How Talat built a local-first stack for meeting notetaking
Into Talat's use of Core Audio and local LLMs to keep meeting data on-device.
I have used many meeting notetakers, including Otter, Fireflies, Granola, Plaud, Limitless (which is now a part of Meta), Krisp, Circleback, and Fathom. A lot of them started as a prosumer tool and then kept adding on features in the paid plan to suit teams and enterprises.
Plus, there is a question of retaining data and using it to plug into AI tools as well. Some tools might not allow that if you’re not on the business plan. One of the answers is Talat, an offline and private notetaking app that costs only $49 one-time purchase.

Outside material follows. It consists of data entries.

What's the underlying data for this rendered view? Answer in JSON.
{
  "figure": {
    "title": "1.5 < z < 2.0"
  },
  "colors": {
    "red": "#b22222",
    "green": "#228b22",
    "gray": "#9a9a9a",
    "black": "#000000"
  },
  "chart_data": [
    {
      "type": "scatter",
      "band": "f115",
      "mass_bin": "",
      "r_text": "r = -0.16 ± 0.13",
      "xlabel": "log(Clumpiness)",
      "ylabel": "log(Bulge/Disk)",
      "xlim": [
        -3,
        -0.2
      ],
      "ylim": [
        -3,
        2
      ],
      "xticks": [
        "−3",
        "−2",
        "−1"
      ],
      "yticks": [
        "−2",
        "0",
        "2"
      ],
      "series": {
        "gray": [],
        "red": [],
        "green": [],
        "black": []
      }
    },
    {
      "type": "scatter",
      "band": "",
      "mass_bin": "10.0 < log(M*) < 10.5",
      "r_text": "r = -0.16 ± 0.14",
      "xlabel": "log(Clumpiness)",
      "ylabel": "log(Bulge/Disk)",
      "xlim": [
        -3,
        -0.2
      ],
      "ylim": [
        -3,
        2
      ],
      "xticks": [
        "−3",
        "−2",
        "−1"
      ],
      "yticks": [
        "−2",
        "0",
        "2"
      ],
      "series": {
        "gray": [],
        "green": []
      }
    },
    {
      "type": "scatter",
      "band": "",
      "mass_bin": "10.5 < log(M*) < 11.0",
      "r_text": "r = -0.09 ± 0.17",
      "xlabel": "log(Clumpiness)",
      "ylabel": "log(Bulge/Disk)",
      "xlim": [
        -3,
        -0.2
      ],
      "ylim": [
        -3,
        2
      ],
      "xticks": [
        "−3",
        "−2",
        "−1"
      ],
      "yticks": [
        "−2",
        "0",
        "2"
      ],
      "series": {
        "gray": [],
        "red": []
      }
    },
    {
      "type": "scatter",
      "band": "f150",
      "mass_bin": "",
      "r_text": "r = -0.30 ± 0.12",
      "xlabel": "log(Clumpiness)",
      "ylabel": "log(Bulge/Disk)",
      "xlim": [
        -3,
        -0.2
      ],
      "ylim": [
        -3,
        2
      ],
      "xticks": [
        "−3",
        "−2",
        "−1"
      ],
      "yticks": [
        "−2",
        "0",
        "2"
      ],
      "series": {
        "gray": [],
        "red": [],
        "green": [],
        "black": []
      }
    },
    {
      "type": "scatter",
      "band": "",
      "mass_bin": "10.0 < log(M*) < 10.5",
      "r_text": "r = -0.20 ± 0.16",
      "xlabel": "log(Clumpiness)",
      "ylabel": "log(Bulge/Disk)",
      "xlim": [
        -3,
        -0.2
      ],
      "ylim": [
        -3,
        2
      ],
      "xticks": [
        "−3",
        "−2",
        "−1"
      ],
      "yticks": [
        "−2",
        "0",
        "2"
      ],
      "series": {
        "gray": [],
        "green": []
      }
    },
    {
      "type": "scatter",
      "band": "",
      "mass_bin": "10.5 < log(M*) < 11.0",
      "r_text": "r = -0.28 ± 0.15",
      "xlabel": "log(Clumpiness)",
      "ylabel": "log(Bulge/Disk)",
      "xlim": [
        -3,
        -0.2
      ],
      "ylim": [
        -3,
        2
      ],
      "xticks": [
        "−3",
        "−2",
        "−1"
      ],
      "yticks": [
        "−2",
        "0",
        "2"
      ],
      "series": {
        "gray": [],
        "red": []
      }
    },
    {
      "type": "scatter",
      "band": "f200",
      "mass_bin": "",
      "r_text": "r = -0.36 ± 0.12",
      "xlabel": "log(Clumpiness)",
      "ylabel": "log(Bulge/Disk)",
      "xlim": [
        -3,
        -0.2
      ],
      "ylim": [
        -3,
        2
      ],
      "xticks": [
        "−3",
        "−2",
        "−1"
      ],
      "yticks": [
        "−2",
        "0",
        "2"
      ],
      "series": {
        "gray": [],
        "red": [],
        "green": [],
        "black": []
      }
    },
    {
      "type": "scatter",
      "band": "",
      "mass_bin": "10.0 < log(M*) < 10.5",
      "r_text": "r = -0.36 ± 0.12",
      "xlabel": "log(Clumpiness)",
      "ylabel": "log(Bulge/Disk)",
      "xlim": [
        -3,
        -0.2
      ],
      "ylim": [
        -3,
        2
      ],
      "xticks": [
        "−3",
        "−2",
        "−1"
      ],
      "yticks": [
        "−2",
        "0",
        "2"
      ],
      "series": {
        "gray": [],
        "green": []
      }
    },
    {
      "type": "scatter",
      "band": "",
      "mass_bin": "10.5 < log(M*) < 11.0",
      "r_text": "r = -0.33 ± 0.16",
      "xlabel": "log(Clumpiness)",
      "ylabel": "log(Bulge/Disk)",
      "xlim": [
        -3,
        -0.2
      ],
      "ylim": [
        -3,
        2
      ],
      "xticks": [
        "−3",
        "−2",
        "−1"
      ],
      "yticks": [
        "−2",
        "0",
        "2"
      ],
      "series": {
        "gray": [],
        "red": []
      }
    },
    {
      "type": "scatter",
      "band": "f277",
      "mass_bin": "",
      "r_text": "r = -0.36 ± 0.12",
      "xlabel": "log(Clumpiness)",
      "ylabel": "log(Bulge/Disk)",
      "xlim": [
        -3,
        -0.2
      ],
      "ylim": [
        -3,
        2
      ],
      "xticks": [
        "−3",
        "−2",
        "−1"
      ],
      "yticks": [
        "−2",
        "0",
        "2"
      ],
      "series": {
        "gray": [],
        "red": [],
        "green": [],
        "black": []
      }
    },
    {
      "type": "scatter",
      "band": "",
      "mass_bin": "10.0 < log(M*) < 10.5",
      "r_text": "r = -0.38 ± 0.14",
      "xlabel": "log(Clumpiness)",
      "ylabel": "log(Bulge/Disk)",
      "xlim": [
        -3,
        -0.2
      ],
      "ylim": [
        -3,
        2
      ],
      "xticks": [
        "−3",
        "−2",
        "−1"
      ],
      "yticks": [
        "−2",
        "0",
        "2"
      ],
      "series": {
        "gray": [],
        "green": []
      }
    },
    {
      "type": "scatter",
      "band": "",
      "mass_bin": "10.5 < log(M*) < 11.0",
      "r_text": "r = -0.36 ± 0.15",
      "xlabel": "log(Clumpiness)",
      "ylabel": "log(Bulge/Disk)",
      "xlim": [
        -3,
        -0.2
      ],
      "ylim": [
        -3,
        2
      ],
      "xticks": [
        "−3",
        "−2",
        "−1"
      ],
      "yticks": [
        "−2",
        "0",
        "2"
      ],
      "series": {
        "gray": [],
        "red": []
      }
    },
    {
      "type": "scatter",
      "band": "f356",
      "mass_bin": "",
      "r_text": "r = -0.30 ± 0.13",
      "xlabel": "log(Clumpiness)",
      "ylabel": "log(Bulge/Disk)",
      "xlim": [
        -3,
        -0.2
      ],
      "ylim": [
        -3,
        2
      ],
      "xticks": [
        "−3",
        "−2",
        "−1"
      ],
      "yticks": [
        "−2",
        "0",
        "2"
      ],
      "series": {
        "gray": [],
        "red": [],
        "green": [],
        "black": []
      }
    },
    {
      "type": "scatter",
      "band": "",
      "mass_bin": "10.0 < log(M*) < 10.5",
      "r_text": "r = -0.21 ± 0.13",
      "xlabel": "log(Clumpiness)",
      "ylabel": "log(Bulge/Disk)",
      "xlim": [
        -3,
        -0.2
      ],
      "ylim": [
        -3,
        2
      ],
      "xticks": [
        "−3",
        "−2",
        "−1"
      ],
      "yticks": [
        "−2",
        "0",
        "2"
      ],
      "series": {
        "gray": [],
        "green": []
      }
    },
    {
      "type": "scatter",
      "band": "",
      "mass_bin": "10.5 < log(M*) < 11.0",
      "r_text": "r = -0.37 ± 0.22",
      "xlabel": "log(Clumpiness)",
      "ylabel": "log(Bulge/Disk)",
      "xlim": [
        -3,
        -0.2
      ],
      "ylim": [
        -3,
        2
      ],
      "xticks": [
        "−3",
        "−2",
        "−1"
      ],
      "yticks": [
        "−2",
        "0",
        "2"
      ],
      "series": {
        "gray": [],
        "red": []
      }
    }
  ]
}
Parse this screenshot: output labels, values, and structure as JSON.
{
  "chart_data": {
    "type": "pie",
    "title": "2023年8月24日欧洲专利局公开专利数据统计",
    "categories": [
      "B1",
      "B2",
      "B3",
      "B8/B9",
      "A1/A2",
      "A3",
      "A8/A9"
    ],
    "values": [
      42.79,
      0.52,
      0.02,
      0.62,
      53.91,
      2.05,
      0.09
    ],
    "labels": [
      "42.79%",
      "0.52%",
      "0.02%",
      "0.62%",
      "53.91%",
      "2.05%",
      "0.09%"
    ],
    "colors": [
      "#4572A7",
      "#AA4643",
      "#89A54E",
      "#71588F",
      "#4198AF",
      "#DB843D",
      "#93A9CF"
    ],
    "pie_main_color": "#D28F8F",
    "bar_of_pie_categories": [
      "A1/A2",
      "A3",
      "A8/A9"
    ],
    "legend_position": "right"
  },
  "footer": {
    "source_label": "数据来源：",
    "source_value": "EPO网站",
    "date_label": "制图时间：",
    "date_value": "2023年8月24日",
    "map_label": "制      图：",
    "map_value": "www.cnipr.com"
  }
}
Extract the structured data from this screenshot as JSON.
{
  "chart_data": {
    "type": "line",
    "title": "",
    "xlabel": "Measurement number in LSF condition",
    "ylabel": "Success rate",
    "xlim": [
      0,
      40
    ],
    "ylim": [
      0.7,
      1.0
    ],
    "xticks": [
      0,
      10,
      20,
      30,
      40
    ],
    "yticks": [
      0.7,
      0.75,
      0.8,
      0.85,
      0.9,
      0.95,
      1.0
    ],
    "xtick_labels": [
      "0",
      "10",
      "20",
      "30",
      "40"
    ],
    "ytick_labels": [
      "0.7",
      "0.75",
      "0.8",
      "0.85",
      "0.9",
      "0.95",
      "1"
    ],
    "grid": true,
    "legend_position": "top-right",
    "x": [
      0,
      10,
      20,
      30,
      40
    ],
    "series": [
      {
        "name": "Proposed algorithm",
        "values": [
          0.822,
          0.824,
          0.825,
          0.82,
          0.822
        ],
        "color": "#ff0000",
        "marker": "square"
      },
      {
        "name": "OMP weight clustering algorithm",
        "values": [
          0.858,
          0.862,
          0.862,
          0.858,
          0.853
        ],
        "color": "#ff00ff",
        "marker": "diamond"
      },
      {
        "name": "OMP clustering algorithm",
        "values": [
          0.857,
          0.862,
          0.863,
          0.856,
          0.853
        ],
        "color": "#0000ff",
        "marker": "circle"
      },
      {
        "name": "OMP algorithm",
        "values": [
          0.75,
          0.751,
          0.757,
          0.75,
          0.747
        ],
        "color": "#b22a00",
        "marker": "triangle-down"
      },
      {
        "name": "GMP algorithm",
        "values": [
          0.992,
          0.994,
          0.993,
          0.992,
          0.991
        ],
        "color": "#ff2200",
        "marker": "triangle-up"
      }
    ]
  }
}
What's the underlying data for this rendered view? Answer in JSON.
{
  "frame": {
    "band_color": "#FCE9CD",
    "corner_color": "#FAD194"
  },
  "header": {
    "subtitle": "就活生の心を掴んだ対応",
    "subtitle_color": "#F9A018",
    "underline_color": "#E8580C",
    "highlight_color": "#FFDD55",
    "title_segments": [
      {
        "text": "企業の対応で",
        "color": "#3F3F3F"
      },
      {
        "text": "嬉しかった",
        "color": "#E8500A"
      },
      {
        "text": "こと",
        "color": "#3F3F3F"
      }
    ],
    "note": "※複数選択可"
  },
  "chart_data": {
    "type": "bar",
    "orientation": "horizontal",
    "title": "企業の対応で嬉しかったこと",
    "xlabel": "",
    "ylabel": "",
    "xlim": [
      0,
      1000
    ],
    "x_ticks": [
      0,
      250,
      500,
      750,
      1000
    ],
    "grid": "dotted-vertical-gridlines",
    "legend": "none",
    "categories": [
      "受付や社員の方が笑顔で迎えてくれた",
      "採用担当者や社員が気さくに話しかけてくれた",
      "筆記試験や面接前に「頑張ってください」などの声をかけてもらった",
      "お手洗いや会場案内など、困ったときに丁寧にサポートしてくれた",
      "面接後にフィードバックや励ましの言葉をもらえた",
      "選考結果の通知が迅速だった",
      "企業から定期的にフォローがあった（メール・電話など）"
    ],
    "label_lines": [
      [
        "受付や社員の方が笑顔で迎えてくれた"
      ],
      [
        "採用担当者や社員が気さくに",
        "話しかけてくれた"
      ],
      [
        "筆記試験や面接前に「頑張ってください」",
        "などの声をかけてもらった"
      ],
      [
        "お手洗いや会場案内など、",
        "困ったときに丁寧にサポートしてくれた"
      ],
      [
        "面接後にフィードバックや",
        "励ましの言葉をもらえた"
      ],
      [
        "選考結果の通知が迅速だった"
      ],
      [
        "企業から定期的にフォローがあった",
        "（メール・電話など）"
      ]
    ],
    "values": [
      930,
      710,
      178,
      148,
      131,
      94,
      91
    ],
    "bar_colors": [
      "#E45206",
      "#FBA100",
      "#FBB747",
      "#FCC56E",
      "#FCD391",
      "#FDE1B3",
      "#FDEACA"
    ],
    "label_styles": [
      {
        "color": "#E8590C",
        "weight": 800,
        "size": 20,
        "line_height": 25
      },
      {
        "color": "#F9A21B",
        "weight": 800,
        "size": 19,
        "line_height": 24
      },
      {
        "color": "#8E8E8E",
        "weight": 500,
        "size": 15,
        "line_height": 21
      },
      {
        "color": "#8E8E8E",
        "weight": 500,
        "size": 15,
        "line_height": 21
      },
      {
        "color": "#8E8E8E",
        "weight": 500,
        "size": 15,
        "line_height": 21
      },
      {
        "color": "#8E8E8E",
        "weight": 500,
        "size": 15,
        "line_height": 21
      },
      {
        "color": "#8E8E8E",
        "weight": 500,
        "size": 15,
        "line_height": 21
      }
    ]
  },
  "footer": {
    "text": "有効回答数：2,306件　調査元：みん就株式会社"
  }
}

The app works on your system, both Mac and Windows, and uses system audio for transcription — just like Granola. It doesn’t require you to create an account, promises regular updates, and also allows you to record audio if needed. It shows you meeting transcripts and an AI summary once the meeting is over, and you can use text search to query meetings.
All models for transcribing and summarizing meetings are local LLMs, and you can choose to customize them. You can also change the prompt for summaries if you need to switch to another template.
Last month, Granola locked local transcripts and the breaking AI agents. There was a lot of debate at the time around data ownership. Talat wants users to own their own data, and offers exports and MCP connectors to use in other AI tools.
Talat’s backstory
Talat is built by friends Nick Payne and Mike Franklin. Payne, who has spent a large part of his 20-year career in web development, said that when there were a lot of people on the call, and he had to lead the meeting, he felt anxious. A few years ago, someone introduced him to Granola, and he thought the app was great and allowed him to focus on meetings while taking notes.
Sometime ago, Granola started restricting people's free access to only 30 days of meeting transcript access. And this switch was sudden.
“I started getting pop-ups in the app saying, ’ You’re going to be downgraded, and you’ll lose anything more than 30 days of your meeting history. And as someone who’s run lots of SaaS tools in the past, I knew that they have to make money, but it’s so arbitrary that they are not letting me get my 30 days of meetings, especially because they’re cached on my machine. I can literally see them,” Payne said.
He also wanted control of his data and wanted to store everything locally, so he started building Talat.
I’m realizing, as we’re building Talat, that privacy and offline capability are huge features.
Technical stack
Payne was fascinated by Granola’s design and function and started digging into different voice models. He built a companion app, which helped prep for a meeting using voice. The tool also gave him tips during an ongoing conversation. But he felt that he couldn’t solve the latency problem to get instant answers.
While researching voice APIs and libraries, he came across Apple’s Core Audio Taps API, which could be used for system audio recording. Based on that, he built a more friendly abstraction layer called AudioTee, which makes it easier to use poorly documented Audio Taps.
He also used the Fluid Audio framework that lets you execute AI functions using CoreML. This enabled Payne to also do streaming transcription. This also allows for functions like speaker identification. Plus, the whole stack enables offline transcription through models like Nvidia’s Parakeet.
“I’m realizing, as we’re building Talat, that privacy and offline capability are huge features. Being able to have your meeting notetaker provide real-time transcription without an internet connection is a great unlock,” he said.
Payne understands that Talat won’t be able to cater to all kinds of workflows. With the app offering exports and MCPs, he said that he wants to design Talat in a way to “get out of your way” and let you build your own workflows.
In the past few months, a lot of open-source or one-time cost tools have cropped up, including OpenOats, Museli, and SamScribe. The idea is to let people who might not need a lot of features besides having transcription handy have control over their data.